Copertina della prima edizione

Queste sono le parole di Sinclair, con cui esordisce Demian, il romanzo che valse al quarantenne Hermann Hesse, nel 1919, l’onore di aver risollevato gli animi della gioventù tedesca, sfiancata da una guerra che sembrava non finire mai, definita da papa Benedetto XV “un’inutile strage”. Il giovane Sinclair racconta la sua infanzia nella casa dei genitori: un’esistenza innocente, impregnata di una religiosità convinta e profonda. Questi anni sono definiti da Sinclair “il mondo della luce”. Un mondo che incomincia a scricchiolare con la conoscenza di Franz Kromer, che ricatta Sinclair per una sua ingenuità. A salvare il ragazzo dall’angoscia del ricatto e dal rimpianto della perduta innocenza interviene il nuovo compagno di classe di Sinclair: Max Demian. Di Demian non si sa nulla in paese, se non che vive da solo con la madre, che nessun ha mai visto. Eppure, Demian esercita un fascino irresistibile agli occhi dell’amico Sinclair, che salva dal ricatto di Kromer. I suoi discorsi sono arguti e pungenti, e sfidano l’opinione comune, proponendo un approccio alla vita carico di mistero e problematicità. Il simbolo di questo approccio è Caino: Demian ipotizza che fosse un uomo dall’animo nobile, e il marchio inflittogli da Dio altro non sarebbe che la protezione concessa agli uomini valorosi che, facendo i conti con il male e l’angoscia della vita, svelano il mistero delle cose, e sfidano gli idoli e la tradizione.

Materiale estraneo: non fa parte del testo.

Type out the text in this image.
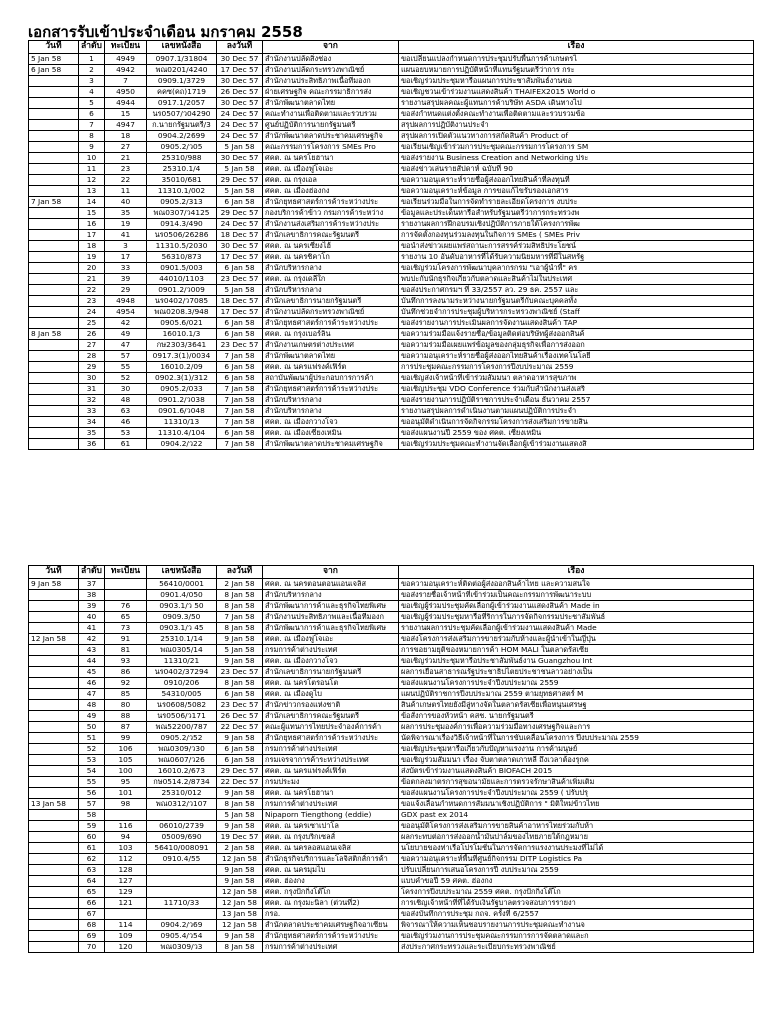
เอกสารรับเข้าประจำเดือน มกราคม 2558
วันที่	ลำดับ	ทะเบียน	เลขหนังสือ	ลงวันที่	จาก	เรื่อง
5 Jan 58	1	4949	0907.1/31804	30 Dec 57	สำนักงานปลัดสิ่งช่อง	ขอเปลี่ยนแปลงกำหนดการประชุมปรับพื้นการค้าเกษตรไ
6 Jan 58	2	4942	พณ0201/4240	17 Dec 57	สำนักงานปลัดกระทรวงพาณิชย์	แผนอยบหมายการปฏิบัติหน้าที่แทนรัฐมนตรีว่าการ กระ
	3	7	0909.1/3729	30 Dec 57	สำนักงานประสิทธิภาพเนื้อทีมองก	ขอเชิญร่วมประชุมหารือแผนการประชาสัมพันธ์งานขอ
	4	4950	คคซ(คถ)1719	26 Dec 57	ฝ่ายเศรษฐกิจ คณะกรรมาธิการส่ง	ขอเชิญชวนเข้าร่วมงานแสดงสินค้า THAIFEX2015 World o
	5	4944	0917.1/2057	30 Dec 57	สำนักพัฒนาตลาดไทย	รายงานสรุปผลคณะผู้แทนการค้าบริษัท ASDA เดินทางไป
	6	15	นร0507/ว04290	24 Dec 57	คณะทำงานเพื่อติดตามและรวบรวม	ขอส่งกำหนดแต่งตั้งคณะทำงานเพื่อติดตามและรวบรวมข้อ
	7	4947	ก.นายกรัฐมนตรี/3	24 Dec 57	ศูนย์ปฏิบัติการนายกรัฐมนตรี	สรุปผลการปฏิบัติงานประจำ
	8	18	0904.2/2699	24 Dec 57	สำนักพัฒนาตลาดประชาคมเศรษฐกิจ	สรุปผลการเปิดตัวแนวทางการสกัดสินค้า Product of
	9	27	0905.2/ว05	5 Jan 58	คณะกรรมการโครงการ SMEs Pro	ขอเรียนเชิญเข้าร่วมการประชุมคณะกรรมการโครงการ SM
	10	21	25310/988	30 Dec 57	ศคต. ณ นครโยฮานา	ขอส่งรายงาน Business Creation and Networking ประ
	11	23	25310.1/4	5 Jan 58	ศคต. ณ เมืองฟูโจเอะ	ขอส่งข่าวเล่นรายสัปดาห์ ฉบับที่ 90
	12	22	35010/681	29 Dec 57	ศคต. ณ กรุงเอล	ขอความอนุเคราะห์รายชื่อผู้ส่งออกไทยสินค้าที่ลงทุนที่
	13	11	11310.1/002	5 Jan 58	ศคต. ณ เมืองฮ่องกง	ขอความอนุเคราะห์ข้อมูล การขอแก้ไขรับรองเอกสาร
7 Jan 58	14	40	0905.2/313	6 Jan 58	สำนักยุทธศาสตร์การค้าระหว่างประ	ขอเรียนร่วมมือในการจัดทำรายละเอียดโครงการ งบประ
	15	35	พณ0307/ว4125	29 Dec 57	กองบริการค้าข้าว กรมการค้าระหว่าง	ข้อมูลและประเด็นหารือสำหรับรัฐมนตรีว่าการกระทรวงพ
	16	19	0914.3/490	24 Dec 57	สำนักงานส่งเสริมการค้าระหว่างประ	รายงานผลการฝึกอบรมเชิงปฏิบัติการภายใต้โครงการพัฒ
	17	41	นร0506/26286	18 Dec 57	สำนักเลขาธิการคณะรัฐมนตรี	การจัดตั้งกองทุนร่วมลงทุนในกิจการ SMEs ( SMEs Priv
	18	3	11310.5/2030	30 Dec 57	ศคต. ณ นครเซี่ยงไฮ้	ขอนำส่งข่าวเผยแพร่สถานะการสรรค์ร่วมสิทธิประโยชน์
	19	17	56310/873	17 Dec 57	ศคต. ณ นครชิคาโก	รายงาน 10 อันดับอาหารที่ได้รับความนิยมหารที่มีในสหรัฐ
	20	33	0901.5/003	6 Jan 58	สำนักบริหารกลาง	ขอเชิญร่วมโครงการพัฒนาบุคลากรกรม "เอาผู้นำพื้" คร
	21	39	44010/1103	23 Dec 57	ศคต. ณ กรุงเดลีใก	พบปะกับนักธุรกิจเกี่ยวกับตลาดและสินค้าไม่ในประเทศ
	22	29	0901.2/ว009	5 Jan 58	สำนักบริหารกลาง	ขอส่งประกาศกรมฯ ที่ 33/2557 ลว. 29 ธค. 2557 และ
	23	4948	นร0402/ว7085	18 Dec 57	สำนักเลขาธิการนายกรัฐมนตรี	บันทึกการลงนามระหว่างนายกรัฐมนตรีกับคณะบุคคลทั้ง
	24	4954	พณ0208.3/948	17 Dec 57	สำนักงานปลัดกระทรวงพาณิชย์	บันทึกช่วยจำการประชุมผู้บริหารกระทรวงพาณิชย์ (Staff
	25	42	0905.6/021	6 Jan 58	สำนักยุทธศาสตร์การค้าระหว่างประ	ขอส่งรายงานการประเมินผลการจัดงานแสดงสินค้า TAP
8 Jan 58	26	49	16010.1/3	6 Jan 58	ศคต. ณ กรุงเบอร์ลิน	ขอความร่วมมือแจ้งรายชื่อ/ข้อมูลติดต่อบริษัทผู้ส่งออกสินค้
	27	47	กษ2303/3641	23 Dec 57	สำนักงานเกษตรต่างประเทศ	ขอความร่วมมือเผยแพร่ข้อมูลของกลุ่มธุรกิจเพื่อการส่งออก
	28	57	0917.3(1)/0034	7 Jan 58	สำนักพัฒนาตลาดไทย	ขอความอนุเคราะห์รายชื่อผู้ส่งออกไทยสินค้าเรื่องเทคโนโลยี
	29	55	16010.2/09	6 Jan 58	ศคต. ณ นครแฟรงค์เฟิร์ต	การประชุมคณะกรรมการโครงการปีงบประมาณ 2559
	30	52	0902.3(1)/312	6 Jan 58	สถาบันพัฒนาผู้ประกอบการการค้า	ขอเชิญส่งเจ้าหน้าที่เข้าร่วมสัมมนา ตลาดอาหารสุขภาพ
	31	30	0905.2/033	7 Jan 58	สำนักยุทธศาสตร์การค้าระหว่างประ	ขอเชิญประชุม VDO Conference ร่วมกับสำนักงานส่งเสริ
	32	48	0901.2/ว038	7 Jan 58	สำนักบริหารกลาง	ขอส่งรายงานการปฏิบัติราชการประจำเดือน ธันวาคม 2557
	33	63	0901.6/ว048	7 Jan 58	สำนักบริหารกลาง	รายงานสรุปผลการดำเนินงานตามแผนปฏิบัติการประจำ
	34	46	11310/13	7 Jan 58	ศคต. ณ เมืองกวางโจว	ขออนุมัติดำเนินการจัดกิจกรรมโครงการส่งเสริมการขายสิน
	35	53	11310.4/104	6 Jan 58	ศคต. ณ เมืองเซี่ยงเหมิน	ขอส่งแผนงานปี 2559 ของ ศคต. เซี่ยงเหมิน
	36	61	0904.2/ว22	7 Jan 58	สำนักพัฒนาตลาดประชาคมเศรษฐกิจ	ขอเชิญร่วมประชุมคณะทำงานจัดเลือกผู้เข้าร่วมงานแสดงสิ
วันที่	ลำดับ	ทะเบียน	เลขหนังสือ	ลงวันที่	จาก	เรื่อง
9 Jan 58	37		56410/0001	2 Jan 58	ศคต. ณ นครตอนตอนแอนเจลิส	ขอความอนุเคราะห์ติดต่อผู้ส่งออกสินค้าไทย และความสนใจ
	38		0901.4/050	8 Jan 58	สำนักบริหารกลาง	ขอส่งรายชื่อเจ้าหน้าที่เข้าร่วมเป็นคณะกรรมการพัฒนาระบบ
	39	76	0903.1/ว 50	8 Jan 58	สำนักพัฒนาการค้าและธุรกิจไทยพิเศษ	ขอเชิญผู้ร่วมประชุมคัดเลือกผู้เข้าร่วมงานแสดงสินค้า Made in
	40	65	0909.3/50	7 Jan 58	สำนักงานประสิทธิภาพและเนื้อทีมองก	ขอเชิญผู้ร่วมประชุมหารือที่ริการในการจัดกิจกรรมประชาสัมพันธ์
	41	73	0903.1/ว 45	8 Jan 58	สำนักพัฒนาการค้าและธุรกิจไทยพิเศษ	รายงานผลการประชุมคัดเลือกผู้เข้าร่วมงานแสดงสินค้า Made
12 Jan 58	42	91	25310.1/14	9 Jan 58	ศคต. ณ เมืองฟูโจเอะ	ขอส่งโครงการส่งเสริมการขายร่วมกับห้างและผู้นำเข้าในญี่ปุ่น
	43	81	พณ0305/14	5 Jan 58	กรมการค้าต่างประเทศ	การขอยามยุติของหมายการค้า HOM MALI ในตลาดรัสเซีย
	44	93	11310/21	9 Jan 58	ศคต. ณ เมืองกวางโจว	ขอเชิญร่วมประชุมหารือประชาสัมพันธ์งาน Guangzhou Int
	45	86	นร0402/37294	23 Dec 57	สำนักเลขาธิการนายกรัฐมนตรี	ผลการเยือนสาธารณรัฐประชาธิปไตยประชาชนลาวอย่างเป็น
	46	92	0910/206	8 Jan 58	ศคต. ณ นครโตรอนโต	ขอส่งแผนงานโครงการประจำปีงบประมาณ 2559
	47	85	54310/005	6 Jan 58	ศคต. ณ เมืองดูไบ	แผนปฏิบัติราชการปีงบประมาณ 2559 ตามยุทธศาสตร์ M
	48	80	นร0608/5082	23 Dec 57	สำนักข่าวกรองแห่งชาติ	สินค้าเกษตรไทยยังมีลู่ทางจัดในตลาดรัสเซียเพื่อหนุนเศรษฐ
	49	88	นร0506/ว171	26 Dec 57	สำนักเลขาธิการคณะรัฐมนตรี	ข้อสั่งการของหัวหน้า คสช. นายกรัฐมนตรี
	50	87	พณ52200/787	22 Dec 57	คณะผู้แทนการไทยประจำองค์การค้า	ผลการประชุมองค์การเพื่อความร่วมมือทางเศรษฐกิจและการ
	51	99	0905.2/ว52	9 Jan 58	สำนักยุทธศาสตร์การค้าระหว่างประ	นัดพิจารณาเรื่องวิธีเจ้าหน้าที่ในการขับเคลื่อนโครงการ ปีงบประมาณ 2559
	52	106	พณ0309/ว30	6 Jan 58	กรมการค้าต่างประเทศ	ขอเชิญประชุมหารือเกี่ยวกับปัญหาแรงงาน การค้ามนุษย์
	53	105	พณ0607/ว26	6 Jan 58	กรมเจรจาการค้าระหว่างประเทศ	ขอเชิญร่วมสัมมนา เรื่อง จับตาตลาดเกาหลี ถึงเวลาต้องรุกค
	54	100	16010.2/673	29 Dec 57	ศคต. ณ นครแฟรงค์เฟิร์ต	ส่งบัตรเข้าร่วมงานแสดงสินค้า BIOFACH 2015
	55	95	กษ0514.2/8734	22 Dec 57	กรมประมง	ข้อตกลงมาตรการสุขอนามัยและการตรวจรักษาสินค้าเพิ่มเติม
	56	101	25310/012	9 Jan 58	ศคต. ณ นครโยฮานา	ขอส่งแผนงานโครงการประจำปีงบประมาณ 2559 ( ปรับปรุ
13 Jan 58	57	98	พณ0312/ว107	8 Jan 58	กรมการค้าต่างประเทศ	ขอแจ้งเลื่อนกำหนดการสัมมนาเชิงปฏิบัติการ " มิติใหม่ข้าวไทย
	58			5 Jan 58	Nipaporn Tiengthong (eddie)	GDX past ex 2014
	59	116	06010/2739	9 Jan 58	ศคต. ณ นครเซาเปาโล	ขออนุมัติโครงการส่งเสริมการขายสินค้าอาหารไทยร่วมกับห้า
	60	94	05009/690	19 Dec 57	ศคต. ณ กรุงบริกเซลส์	ผลกระทบต่อการส่งออกน้ำมันปาล์มของไทยภายใต้กฎหมาย
	61	103	56410/008091	2 Jan 58	ศคต. ณ นครลอสแอนเจลิส	นโยบายของท่าเรือโปรโมชั่นในการจัดการแรงงานประมงที่ไม่ได้
	62	112	0910.4/55	12 Jan 58	สำนักธุรกิจบริการและโลจิสติกส์การค้า	ขอความอนุเคราะห์พื้นที่ศูนย์กิจกรรม DITP Logistics Pa
	63	128		9 Jan 58	ศคต. ณ นครมุมไบ	ปรับเปลี่ยนการเสนอโครงการปี งบประมาณ 2559
	64	127		9 Jan 58	ศคต. ฮ่องกง	แบบคำขอปี 59 ศคต. ฮ่องกง
	65	129		12 Jan 58	ศคต. กรุงปักกิ่งโต๊โก	โครงการปีงบประมาณ 2559 ศคต. กรุงปักกิ่งโต๊โก
	66	121	11710/33	12 Jan 58	ศคต. ณ กรุงมะนิลา (ต่วนที่2)	การเชิญเจ้าหน้าที่ที่ได้รับเงินรัฐบาลตรวจสอบการรายงา
	67			13 Jan 58	กรอ.	ขอส่งบันทึกการประชุม กถจ. ครั้งที่ 6/2557
	68	114	0904.2/ว69	12 Jan 58	สำนักตลาดประชาคมเศรษฐกิจอาเซียน	พิจารณาให้ความเห็นชอบรายงานการประชุมคณะทำงานจ
	69	109	0905.4/ว54	9 Jan 58	สำนักยุทธศาสตร์การค้าระหว่างประ	ขอเชิญร่วมงานการประชุมคณะกรรมการการจัดตลาดและก
	70	120	พณ0309/ว3	8 Jan 58	กรมการค้าต่างประเทศ	ส่งประกาศกระทรวงและระเบียบกระทรวงพาณิชย์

Sinclair, con il passare degli anni, perso ormai di vista Demian, vive un’esistenza bestiale di cui prova vergogna, consumata nelle osterie e nelle taverne. Saranno i sogni, la pittura, l’amicizia con Pistorius e, infine, l’incontro con Demian, a salvarlo dal “mondo delle tenebre”, ricongiunto con quello della luce attraverso il riconoscimento che il Divino assume in sé gli opposti, bene e male.
Sinclair è approdato al credo di molte culture antiche, che vedevano in un’arcana divinità, Abraxas, il nume preposto all’armonia fra luce e tenebre. Sinclair passa assieme a Demian e alla madre di lui Eva, in una casa dal giardino idilliaco, gli ultimi giorni prima della chiamata alle armi. La guerra è iniziata.

Luce e tenebre / Ottocento e Novecento

Sinclair racconta in prima persona una storia individuale e personalissima, benché priva di coordinate geografiche e temporali a determinare l’originalità della sua esperienza: non viene citata una sola data, e neppure un toponimo.

È infatti abitudine di buona parte della letteratura europea, dai romanzi picareschi al realismo francese, quella di abbondare in date e dati, nomi di persone e di luoghi, così da definire l’ambiente e il tempo in cui è ambientato il romanzo, e renderne riconoscibile la vicenda. Tale esigenza è la stessa che si presenta a Hermann Hesse: rendere riconoscibile l’esperienza di Sinclair, per farne un simbolo dell’ansia di rinnovamento e di riscatto della generazione che ha perso la guerra. Perché, allora, Hesse evita di fare alcun riferimento ai luoghi e al tempo dell’ambientazione? A malapena il lettore sa che Demian e Sinclair sono tedeschi, e che la guerra è alle porte. Altro, non si sa. Eppure Demian ha captato l’umore di un’intera generazione, che si è riconosciuta in un ragazzo, Sinclair, alla ricerca di ciò che il destino ha in serbo per lui.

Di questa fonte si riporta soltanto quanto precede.